Я делал это машинально, без определенной цели и, в конце концов, наткнулся на пухлый несессер из крокодильей кожи. Он был старый: кожа настолько высохла, что, когда я раскрыл его, она лопнула с громким треском. Внутри все еще блестела светло-коричневая муаровая подкладка, но щетки с серебряными колодками и затычки для флаконов почернели от налета. Эта реликвия по-прежнему источала слабый затхлый аромат. Там были собраны всевозможные приспособления, которые могли понадобиться женщине в поездке: превосходный маникюрный набор, крючки для пуговиц, рожки для обуви, множество иголок и нитки, ножницы, зеркальце, маленькие щипцы для завивки и небольшая спиртовка для их нагревания. Я осмотрел все эти вещи. Аккуратно, почтительно вынул их, сдул пыль и, словно пытаясь навести порядок в прошлом, разложил на полу стройными рядами.

Запустив пальцы в самый дальний закуток, под рядом шелковых кармашков с длинными и тонкими хрустальными бутылочками, я нащупал маленький крючок и отстегнул его. Поддел ногтями дно и добрался до следующего отделения. Туда были вставлены книги. Возможно, все это звучит совсем неправдоподобно. Признаюсь, я давным-давно перестал искать клады. Но моя случайная находка и впрямь оказалась сокровищем — еще более странным, чем то, как я ее обнаружил.

Книги были разные. Одна — в темно-красном кожаном переплете, с богато украшенной золотой застежечкой. Другая — вполне обычная, большая черная тетрадь с прописями. Они лежат передо мной на столе.

Раскрыв первую книгу, я увидел, что ее почти невозможно прочесть. Страницы были покрыты какими-то безумными каракулями — казалось, будто слова и фразы записывались с неимоверной быстротой. Некоторые листы испачкались и слиплись, а на других, усеянных кляксами, виднелись лишь темные расплывчатые пятна. Но пара слов, которые я разобрал, ошеломили меня. Обратившись ко второй тетради, я выяснил, что, хотя она, несомненно, была написана тем же человеком, видимо, это произошло в совсем другой обстановке — вероятно, годы спустя.

Я заверил миссис Г–, что все в полном порядке, поблагодарил ее, попрощался и забрал оба тома в номер гостиницы «Мэйфэйр», где затем просидел над ними много часов.

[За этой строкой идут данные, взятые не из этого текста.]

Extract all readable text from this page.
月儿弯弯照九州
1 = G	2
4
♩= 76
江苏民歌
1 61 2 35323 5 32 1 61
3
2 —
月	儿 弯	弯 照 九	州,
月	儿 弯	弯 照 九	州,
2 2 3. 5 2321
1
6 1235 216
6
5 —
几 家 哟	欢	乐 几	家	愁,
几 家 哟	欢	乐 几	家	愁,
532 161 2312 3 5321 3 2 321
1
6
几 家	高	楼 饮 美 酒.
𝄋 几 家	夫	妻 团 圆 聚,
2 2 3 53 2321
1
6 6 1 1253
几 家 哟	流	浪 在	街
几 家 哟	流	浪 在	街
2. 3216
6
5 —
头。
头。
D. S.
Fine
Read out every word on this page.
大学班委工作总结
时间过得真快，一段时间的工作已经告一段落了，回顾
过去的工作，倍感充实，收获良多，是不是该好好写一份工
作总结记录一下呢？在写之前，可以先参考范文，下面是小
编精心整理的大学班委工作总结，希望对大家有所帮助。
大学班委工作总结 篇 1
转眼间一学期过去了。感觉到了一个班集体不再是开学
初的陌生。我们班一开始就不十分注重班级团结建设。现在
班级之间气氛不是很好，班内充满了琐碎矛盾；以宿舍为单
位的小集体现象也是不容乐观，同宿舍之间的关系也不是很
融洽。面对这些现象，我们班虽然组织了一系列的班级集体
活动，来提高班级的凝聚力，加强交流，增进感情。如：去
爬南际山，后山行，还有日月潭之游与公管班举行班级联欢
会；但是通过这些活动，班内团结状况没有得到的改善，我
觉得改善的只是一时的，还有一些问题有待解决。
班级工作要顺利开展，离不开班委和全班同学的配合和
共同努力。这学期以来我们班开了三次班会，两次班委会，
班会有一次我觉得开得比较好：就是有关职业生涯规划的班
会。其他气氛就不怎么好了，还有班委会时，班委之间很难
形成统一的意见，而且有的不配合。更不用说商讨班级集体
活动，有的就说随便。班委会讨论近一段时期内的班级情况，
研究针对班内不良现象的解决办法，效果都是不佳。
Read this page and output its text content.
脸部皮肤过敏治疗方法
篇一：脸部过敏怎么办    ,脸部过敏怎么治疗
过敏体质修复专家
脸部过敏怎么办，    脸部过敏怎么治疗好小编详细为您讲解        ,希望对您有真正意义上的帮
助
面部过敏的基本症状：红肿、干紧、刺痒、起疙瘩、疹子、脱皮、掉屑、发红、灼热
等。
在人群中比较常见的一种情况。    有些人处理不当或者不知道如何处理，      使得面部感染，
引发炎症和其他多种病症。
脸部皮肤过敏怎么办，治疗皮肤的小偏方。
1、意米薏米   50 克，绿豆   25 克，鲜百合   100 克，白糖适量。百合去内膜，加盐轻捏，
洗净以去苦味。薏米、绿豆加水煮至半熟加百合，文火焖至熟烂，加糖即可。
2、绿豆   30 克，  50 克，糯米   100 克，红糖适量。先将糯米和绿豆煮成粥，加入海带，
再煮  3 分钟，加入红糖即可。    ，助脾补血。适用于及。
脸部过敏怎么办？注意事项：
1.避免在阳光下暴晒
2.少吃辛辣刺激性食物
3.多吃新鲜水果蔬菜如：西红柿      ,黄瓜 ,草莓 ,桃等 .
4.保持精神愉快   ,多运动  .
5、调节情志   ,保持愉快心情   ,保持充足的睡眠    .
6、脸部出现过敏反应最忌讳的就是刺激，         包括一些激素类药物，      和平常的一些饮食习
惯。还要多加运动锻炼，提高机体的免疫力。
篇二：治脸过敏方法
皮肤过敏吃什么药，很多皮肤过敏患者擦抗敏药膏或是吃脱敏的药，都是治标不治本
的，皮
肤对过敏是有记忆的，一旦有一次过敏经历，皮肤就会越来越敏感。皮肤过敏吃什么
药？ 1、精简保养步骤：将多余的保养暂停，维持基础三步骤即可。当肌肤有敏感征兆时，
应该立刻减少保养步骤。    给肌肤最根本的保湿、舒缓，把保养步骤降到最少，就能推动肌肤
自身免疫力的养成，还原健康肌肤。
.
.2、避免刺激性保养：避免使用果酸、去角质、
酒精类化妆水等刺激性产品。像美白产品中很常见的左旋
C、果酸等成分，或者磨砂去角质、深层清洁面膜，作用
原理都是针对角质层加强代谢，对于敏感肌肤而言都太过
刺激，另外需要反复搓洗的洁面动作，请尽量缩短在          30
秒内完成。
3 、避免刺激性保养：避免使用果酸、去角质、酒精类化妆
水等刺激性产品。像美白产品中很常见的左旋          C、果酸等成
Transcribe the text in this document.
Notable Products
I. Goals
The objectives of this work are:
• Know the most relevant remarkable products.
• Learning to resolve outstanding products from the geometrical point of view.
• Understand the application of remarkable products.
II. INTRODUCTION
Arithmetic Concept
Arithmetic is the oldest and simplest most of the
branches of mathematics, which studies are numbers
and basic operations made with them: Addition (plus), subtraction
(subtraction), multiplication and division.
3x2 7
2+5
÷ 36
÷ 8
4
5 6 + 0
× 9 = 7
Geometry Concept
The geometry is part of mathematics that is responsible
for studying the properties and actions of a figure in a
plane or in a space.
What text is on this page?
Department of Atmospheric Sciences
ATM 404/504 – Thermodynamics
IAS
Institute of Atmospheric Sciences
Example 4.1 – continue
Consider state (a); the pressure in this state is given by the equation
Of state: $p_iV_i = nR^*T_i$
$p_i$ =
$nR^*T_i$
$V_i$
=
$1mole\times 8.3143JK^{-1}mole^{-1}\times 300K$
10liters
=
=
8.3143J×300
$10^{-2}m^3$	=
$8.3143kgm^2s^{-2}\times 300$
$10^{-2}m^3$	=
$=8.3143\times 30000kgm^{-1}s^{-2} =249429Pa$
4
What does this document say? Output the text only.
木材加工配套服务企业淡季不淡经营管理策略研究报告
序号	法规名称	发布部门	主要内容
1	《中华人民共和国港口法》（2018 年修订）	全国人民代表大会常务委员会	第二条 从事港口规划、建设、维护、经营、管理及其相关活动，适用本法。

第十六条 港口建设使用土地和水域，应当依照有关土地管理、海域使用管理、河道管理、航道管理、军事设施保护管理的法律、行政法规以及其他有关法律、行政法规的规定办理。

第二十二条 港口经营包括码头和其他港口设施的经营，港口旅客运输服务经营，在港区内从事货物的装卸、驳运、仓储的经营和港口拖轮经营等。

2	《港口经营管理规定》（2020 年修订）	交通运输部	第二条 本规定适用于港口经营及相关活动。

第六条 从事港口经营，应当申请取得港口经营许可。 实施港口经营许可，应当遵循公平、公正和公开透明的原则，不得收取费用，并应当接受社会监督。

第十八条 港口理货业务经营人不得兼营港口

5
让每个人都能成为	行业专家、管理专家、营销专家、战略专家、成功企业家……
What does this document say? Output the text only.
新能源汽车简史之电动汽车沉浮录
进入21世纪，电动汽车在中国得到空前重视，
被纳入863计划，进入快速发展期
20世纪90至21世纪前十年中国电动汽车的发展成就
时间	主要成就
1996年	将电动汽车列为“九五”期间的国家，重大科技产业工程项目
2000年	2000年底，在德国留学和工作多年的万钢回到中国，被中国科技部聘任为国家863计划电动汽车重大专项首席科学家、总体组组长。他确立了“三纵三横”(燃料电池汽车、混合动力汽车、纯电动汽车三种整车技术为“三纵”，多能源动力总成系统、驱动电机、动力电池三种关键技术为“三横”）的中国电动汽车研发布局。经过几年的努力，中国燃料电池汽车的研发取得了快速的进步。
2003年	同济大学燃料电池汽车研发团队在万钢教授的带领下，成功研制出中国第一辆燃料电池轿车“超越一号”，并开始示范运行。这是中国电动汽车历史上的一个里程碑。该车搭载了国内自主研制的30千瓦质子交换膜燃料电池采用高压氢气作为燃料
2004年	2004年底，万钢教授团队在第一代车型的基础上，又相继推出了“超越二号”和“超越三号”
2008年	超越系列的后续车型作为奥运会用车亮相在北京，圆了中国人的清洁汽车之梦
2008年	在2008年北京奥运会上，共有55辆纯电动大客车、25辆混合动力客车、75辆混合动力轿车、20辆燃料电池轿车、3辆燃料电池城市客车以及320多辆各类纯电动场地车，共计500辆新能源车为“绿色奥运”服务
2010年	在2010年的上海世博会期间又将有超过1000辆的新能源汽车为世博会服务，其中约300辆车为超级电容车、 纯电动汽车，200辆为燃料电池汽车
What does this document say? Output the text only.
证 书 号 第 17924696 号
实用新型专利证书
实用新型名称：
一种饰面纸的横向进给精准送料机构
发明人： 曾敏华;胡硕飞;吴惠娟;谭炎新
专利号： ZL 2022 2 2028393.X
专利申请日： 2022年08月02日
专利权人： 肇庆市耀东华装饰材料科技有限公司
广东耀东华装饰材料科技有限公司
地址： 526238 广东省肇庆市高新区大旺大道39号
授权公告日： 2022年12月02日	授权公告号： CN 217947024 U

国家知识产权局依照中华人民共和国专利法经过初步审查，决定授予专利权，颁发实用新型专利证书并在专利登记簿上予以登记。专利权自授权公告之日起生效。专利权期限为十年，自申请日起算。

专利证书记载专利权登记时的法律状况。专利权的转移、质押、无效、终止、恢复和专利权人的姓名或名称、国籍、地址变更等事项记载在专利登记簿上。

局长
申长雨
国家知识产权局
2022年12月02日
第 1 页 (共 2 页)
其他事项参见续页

Внимательно сличив вторую книгу с тем, что удалось разобрать в первой, я установил, что в ней рассказывается та же история с немногими и очень незначительными вариациями. Эта история излагалась весьма подробно: автор заполнял пробелы, где считал необходимым что-либо добавить. Почерк был разборчивый, аккуратный и неторопливый, к тому же, принадлежал более зрелой девушке: но зачем она воспроизводила свой мрачный и необычайный рассказ? Не знаю. Я — человек простой, к тому же дальний родственник этой женщины, а стало быть — и Кеннета с Анджелой, которых она называет «чудовищами».